Welcome to Health Reform Watch, Jason Millman's regular look at how the Affordable Care Act is changing the American health-care system — and being changed by it. You can reach Jason with questions, comments and suggestions here. Check back every Monday, Wednesday and Friday afternoon for the latest edition, or sign up here to receive it straight from your inbox. Read previous columns here.
One of the big surprises about the economy's worst quarter in five years was the decline in health spending as millions of previously uninsured people were gaining new coverage under Obamacare. The health spending drop was quite the dramatic revision from the original 9.1 percent growth estimated just a couple of months earlier.
That's to say that the fears of previously uninsured patients showing up all at once at hospitals' and doctors' doorsteps after coverage expanded Jan. 1 didn't materialize in the first quarter, but no one's expecting that to last.
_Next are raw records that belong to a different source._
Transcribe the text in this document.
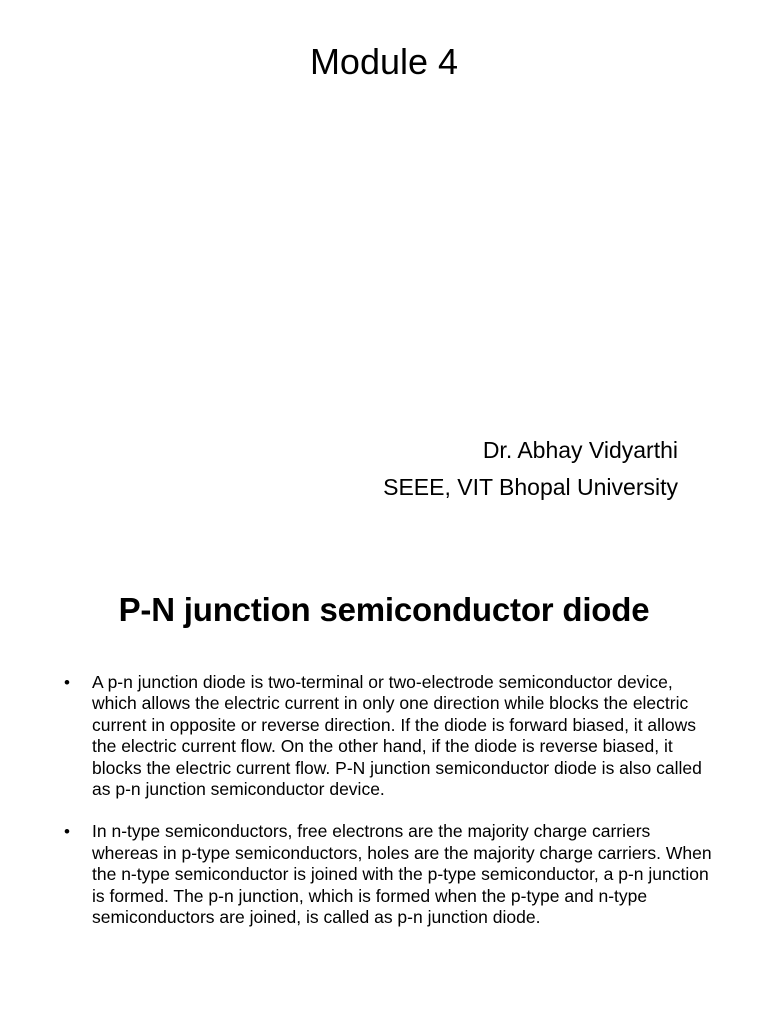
Module 4
Dr. Abhay Vidyarthi
SEEE, VIT Bhopal University
P-N junction semiconductor diode
• A p-n junction diode is two-terminal or two-electrode semiconductor device, which allows the electric current in only one direction while blocks the electric current in opposite or reverse direction. If the diode is forward biased, it allows the electric current flow. On the other hand, if the diode is reverse biased, it blocks the electric current flow. P-N junction semiconductor diode is also called as p-n junction semiconductor device.
• In n-type semiconductors, free electrons are the majority charge carriers whereas in p-type semiconductors, holes are the majority charge carriers. When the n-type semiconductor is joined with the p-type semiconductor, a p-n junction is formed. The p-n junction, which is formed when the p-type and n-type semiconductors are joined, is called as p-n junction diode.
Health-care spending is inevitably going to pick up as people start using their new coverage.
But what care will they be seeking? A new study published in JAMA Surgery suggests the immediate effects of the coverage expansion will be an increase in elective surgeries aimed at improving a person's quality of life — think of things like knee replacements and back surgeries — as opposed to surgery immediately addressing life-saving conditions.
Chandy Ellimoottil and colleagues at the University of Michigan reached this conclusion by studying the 2006 Massachusetts health-care law, which became the basis for the Affordable Care Act. The state's experience provides some of the best insight into what could happen under the nationwide coverage expansion, but it's not a perfect comparison — Massachusetts already had one of the nation's lowest uninsured rates before Romneycare and a strong safety net for uninsured individuals.
Michigan researchers examined surgery rates for people ages 19 to 64 between 2003 and 2010, which captured the experience just before and after the Massachusetts coverage expansion took effect in 2007. Comparing surgery rates to those in New York and New Jersey, the researchers found the coverage expansion in Massachusetts increased elective surgeries 9.3 percent three years after the law took effect. The increase was more dramatic among nonwhite populations (19.9 percent), who face disparities in care.
Interestingly, the researchers found that the rate of needed surgeries decreased 4.5 percent in Massachusetts over the same time as they increased in New York and New Jersey. They weren't so sure what caused this, but they suggested part of the reason was better access to primary and specialty care in Massachusetts helped catch health problems before they escalated.
If the Massachusetts experience holds true for the country, the researchers figure the ACA will result in about 500,000 additional elective surgeries across the country through 2017. However, that number could be unreliable for a number of reasons, including the difficulty in actually determining what qualifies as an elective surgery. But the key takeaway offered by the researchers is this:
Relevant to policy makers and payers, our results suggest that expected long-term cost savings from national insurance expansion may be dampened to some extent by the increased use of certain expensive inpatient elective surgical procedures. To this point, health care spending in Massachusetts has grown substantially in the last 5 years. From a policy perspective, the value of such expenditures will depend on whether, and to what extent, greater access to such procedures actually improves quality and/or quantity of life for newly insured individuals.
In blunter terms, will the coverage expansion be worth it? Another recent study suggested Massachusetts saw a 3 percent reduction in its mortality rate four years after its coverage expansion took effect, which prompted some debate about whether that was enough to justify the government investment.
So health insurance expansion may provide longer and better lives. A key question is how much we're willing to spend for that.
Top health policy reads from around the Web:
The contraception coverage work-around isn't working. "The U.S. Supreme Court's suggested work-around to provide and pay for employees' birth-control coverage at businesses whose owners have religious objections hasn't worked in practice, say the companies administering it. While free birth-control coverage is required under the Affordable Care Act, the insurance administrators providing it for workers at religious-affiliated groups say the current solution has left them stuck with the bill. That may be further exacerbated by the court's ruling, which exempted for-profit, closely held companies whose owners have religious objections, said Mike Ferguson, chief executive officer at the Self-Insured Institute of America." Alex Wayne in Bloomberg.
All the different and confusing ways the government buys drugs. "Purchases by the Pentagon, Medicare, Medicaid, and other federal programs account for more than a quarter of all U.S. retail prescription spending, which reached $263 billion last year. You might think that kind of buying power would entitle Uncle Sam to get the best price all the time. If only that were true." John Tozzi in Bloomberg Businessweek.
Berkeley will put soda tax to voters. "A California college town known for its liberal activism will vote in November on whether to place a penny-per-ounce tax on sugary beverages, touching off the latest obesity-fighting campaign in the United States. Berkeley City Council voted unanimously to add the measure in the form of a referendum on the city's ballot, drawing cheers of support from residents and health advocates, and vows to fight from the U.S. food and beverage industry.... Public health advocates across the country have clamored for ways to reduce consumption of sugary drinks and junk food, but lawmakers and voters have generally opposed enacting taxes or other regulations." Jennifer Chaussee for Reuters.